Josh Jacobson at Quora Visit the source
Other answers
Being accepted to ONE Ivy League is difficult. Acceptance rates: Harvard: 6% Yale: 7% Princeton: 7.8% Columbia: 7.4% Cornell: 16.6% Dartmouth: 9.8% Brown: 9.6% UPenn: 12.6% This means that the odds of being admitted to all 8 are, from a purely statistical standpoint, 1 in about 4.7 billion. Of course, being qualified for one increases the likelihood that others will want you, but being admitted to all 8 is extremely difficult and impressive. THAT is really the reason--bragging rights.
Gideon Soule
What you said about the universities having similar benchmarks is not accurate at all. In the US, college admission is more subjective.
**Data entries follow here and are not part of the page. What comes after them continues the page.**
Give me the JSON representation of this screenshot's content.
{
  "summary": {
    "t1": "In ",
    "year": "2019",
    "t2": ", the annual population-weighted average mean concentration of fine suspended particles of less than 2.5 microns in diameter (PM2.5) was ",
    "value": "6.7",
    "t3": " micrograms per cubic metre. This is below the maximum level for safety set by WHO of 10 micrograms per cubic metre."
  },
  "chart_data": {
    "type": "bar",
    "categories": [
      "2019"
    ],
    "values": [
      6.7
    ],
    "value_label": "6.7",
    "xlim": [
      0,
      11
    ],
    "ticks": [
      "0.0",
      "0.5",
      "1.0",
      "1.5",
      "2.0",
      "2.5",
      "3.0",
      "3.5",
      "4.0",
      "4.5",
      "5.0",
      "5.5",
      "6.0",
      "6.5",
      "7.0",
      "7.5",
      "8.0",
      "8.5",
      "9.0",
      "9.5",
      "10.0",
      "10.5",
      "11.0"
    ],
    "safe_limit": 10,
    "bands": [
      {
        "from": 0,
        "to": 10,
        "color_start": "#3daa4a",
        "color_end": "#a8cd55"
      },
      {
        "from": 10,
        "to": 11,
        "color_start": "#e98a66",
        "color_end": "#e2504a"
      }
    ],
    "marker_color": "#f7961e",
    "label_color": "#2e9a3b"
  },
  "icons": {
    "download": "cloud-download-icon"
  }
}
It's not simply determined by test scores, and there is no formula of getting into any of the 8 Ivies. Each school has their own personalities and tastes of candidates, and they are simply looking for students that can fit in. They require different application essays, and look at the same candidates in different ways. Thus, being accepted to Harvard does not mean you will necessarily get into Yale, Princeton, Columbia, Dartmouth, Penn, Cornell or Brown. So indeed, getting into any one of them is already hard enough, and getting into all eight of them is certainly much more difficult.